Disegno di Gulliveriana
E' notte. L'Italicus sbuffa sui binari e manca davvero poco alla galleria San Benedetto Val di Sambro. Manca poco ma non ci arriverà mai a quella galleria, perché all'improvviso nella vettura numero 5 la bomba esplode. Il vagone viene sventrato ed è una fortuna che l'esplosione non sia avvenuta proprio nella galleria perché altrimenti gli effetti sarebbero stati ancora più micidiali. Alla fine il bilancio è fatto di 12 morti e una cinquantina di feriti. Autori della strage i neofascisti di Ordine Nuovo che rivendicano così il gesto: "Giancarlo Esposti è stato vendicato. Abbiamo voluto dimostrare alla nazione che siamo in grado di mettere le bombe dove vogliamo, in qualsiasi ora, in qualsiasi luogo, dove e come ci pare. Vi diamo appuntamento per l'autunno; seppelliremo la democrazia sotto una montagna di morti." Oggi possiamo dire che la democrazia non è stata abbattuta, ma il prezzo pagato in vite umane e menzogne è stato comunque alto. Un altra croce sul calendario.
Non è possibile ... sempre in ritardo accidenti. Lo sapevo, lo sapevo, lo sapevo. L'avevo detto che dovevo partire ieri per Firenze. Mi sarei risparmiato questa sfacchinata e adesso sarei già lì bello comodo, invece eccomi ancora qua ad aspettare, ad aspettare, ad aspettare un treno che prima o poi arriverà. Ma quando arriverà sarà sempre troppo tardi. Ma mi senti? Certo che sono scocciato, sono qua da quasi due ore ... che ore sono?
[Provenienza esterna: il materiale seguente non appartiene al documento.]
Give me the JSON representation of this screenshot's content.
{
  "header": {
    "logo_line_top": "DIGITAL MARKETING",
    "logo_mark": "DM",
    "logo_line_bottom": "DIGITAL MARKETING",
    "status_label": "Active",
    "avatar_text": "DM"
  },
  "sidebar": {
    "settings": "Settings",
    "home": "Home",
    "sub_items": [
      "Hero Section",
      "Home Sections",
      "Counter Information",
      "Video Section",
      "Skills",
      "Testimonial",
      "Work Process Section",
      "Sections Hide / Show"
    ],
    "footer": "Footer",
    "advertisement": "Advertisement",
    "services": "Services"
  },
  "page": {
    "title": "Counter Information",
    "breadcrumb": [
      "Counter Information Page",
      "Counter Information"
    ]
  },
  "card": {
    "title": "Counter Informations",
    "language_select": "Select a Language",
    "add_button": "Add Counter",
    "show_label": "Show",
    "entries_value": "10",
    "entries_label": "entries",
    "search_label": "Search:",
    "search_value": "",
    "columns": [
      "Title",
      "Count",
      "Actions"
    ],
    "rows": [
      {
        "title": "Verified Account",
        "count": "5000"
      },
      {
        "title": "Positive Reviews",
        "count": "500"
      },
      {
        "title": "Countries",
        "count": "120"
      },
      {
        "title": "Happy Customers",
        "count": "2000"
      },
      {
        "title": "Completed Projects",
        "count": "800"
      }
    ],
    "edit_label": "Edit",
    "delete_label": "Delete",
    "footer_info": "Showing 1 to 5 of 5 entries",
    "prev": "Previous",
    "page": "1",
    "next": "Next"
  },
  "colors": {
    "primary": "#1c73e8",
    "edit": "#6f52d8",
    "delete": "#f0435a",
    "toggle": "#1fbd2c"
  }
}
Le 10.25 ...
Quanti dialoghi quotidiani, banali, apparentemente insignificanti come questo si sono spenti di colpo a quell'ora del 2 Agosto 1980 a Bologna? Non è possibile saperlo per certo. Di certo abbiamo dei numeri: 85 morti e 200 feriti. Dietro ogni numero c'è un nome, una storia, una vita, un'età interrotta, mille racconti, ricordi svaniti nel nulla. Cosa sappiamo di loro? Non solo che sono saltati in aria, ma che per anni ci sono state menzogne, depistaggi, segreti. Menzogne di stato. Ma sappiamo come è andata. Meglio non dimenticarlo. Mai.